Esther did not save her people because they were the best, or because they were special, or because they were perfect. No, Esther saved her people because they were… her people.
The same holds true today.
Israeli politicians know that Israel isn’t perfect, and they say so. Loudly. In fact, the first people to criticize Israel are usually Israelis. They see the issues, they argue the issues, and they are constantly working toward becoming the country they want to be. But they don’t live with the fantasy that they have already arrived.
That does not, however, detract from all Israel has accomplished in just over 60 years. Yes, a country founded on Jewish values just 60 years ago…
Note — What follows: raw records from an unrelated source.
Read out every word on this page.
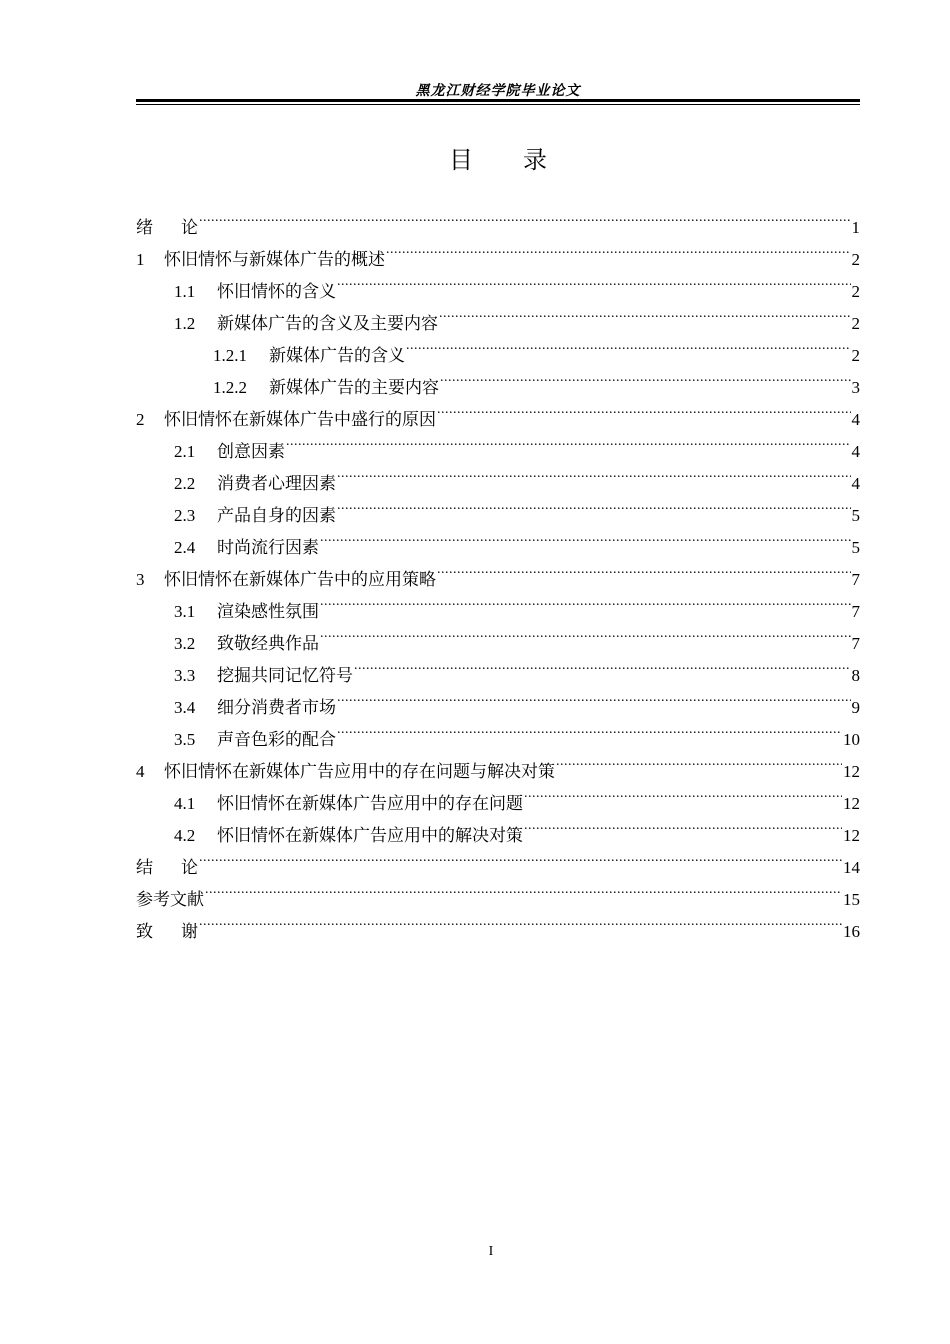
黑龙江财经学院毕业论文
目 录
绪论 .....	1
1	怀旧情怀与新媒体广告的概述 .....	2
1.1	怀旧情怀的含义 .....	2
1.2	新媒体广告的含义及主要内容 .....	2
1.2.1	新媒体广告的含义 .....	2
1.2.2	新媒体广告的主要内容 .....	3
2	怀旧情怀在新媒体广告中盛行的原因 .....	4
2.1	创意因素 .....	4
2.2	消费者心理因素 .....	4
2.3	产品自身的因素 .....	5
2.4	时尚流行因素 .....	5
3	怀旧情怀在新媒体广告中的应用策略 .....	7
3.1	渲染感性氛围 .....	7
3.2	致敬经典作品 .....	7
3.3	挖掘共同记忆符号 .....	8
3.4	细分消费者市场 .....	9
3.5	声音色彩的配合 .....	10
4	怀旧情怀在新媒体广告应用中的存在问题与解决对策 .....	12
4.1	怀旧情怀在新媒体广告应用中的存在问题 .....	12
4.2	怀旧情怀在新媒体广告应用中的解决对策 .....	12
结论 .....	14
参考文献 .....	15
致谢 .....	16
I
– has the highest ratio of university degrees to population in the world and produces more scientific papers per capita than any other nation.
– has the largest number of startup companies in proportion to its population and it is ranked #2 in the world for venture capital funds. Right behind the US.
– has the highest average living standards in the Middle East. And an economy that is $100 billion larger than all of its immediate neighbors combined.
– is the country that elected a woman Prime Minister in 1969.
And Israel was the only country in the world to enter the 21st century with a net gain in its number of trees. Not bad for a 60-year-old nation built in a desert.
Is Israel perfect? No. And Israelis know it. But it still has a sense of purpose, and there remains a great deal to be learned from the example it sets.
As we begin Yom Kippur, we pause, we reflect and we are reminded to look past the unattainable goal of perfection.
As we begin Yom Kippur, we reaffirm our connection and commitment to one another and to our community, despite those imperfections.
Tonight, especially, let us remember that Israel remains a safe haven for the Jewish people.
Tonight let us remember that Israel still gives voice to Jewish values.
Tonight let us remember that Israel still needs us as much as we need it.
Tonight let us remember that Israel has something to teach the world.
Yes, Israel is flawed, but her national anthem remains Hatikvah, The Hope. And it is my hope that, this year, we will all renew our individual and collective commitment to the Jewish State.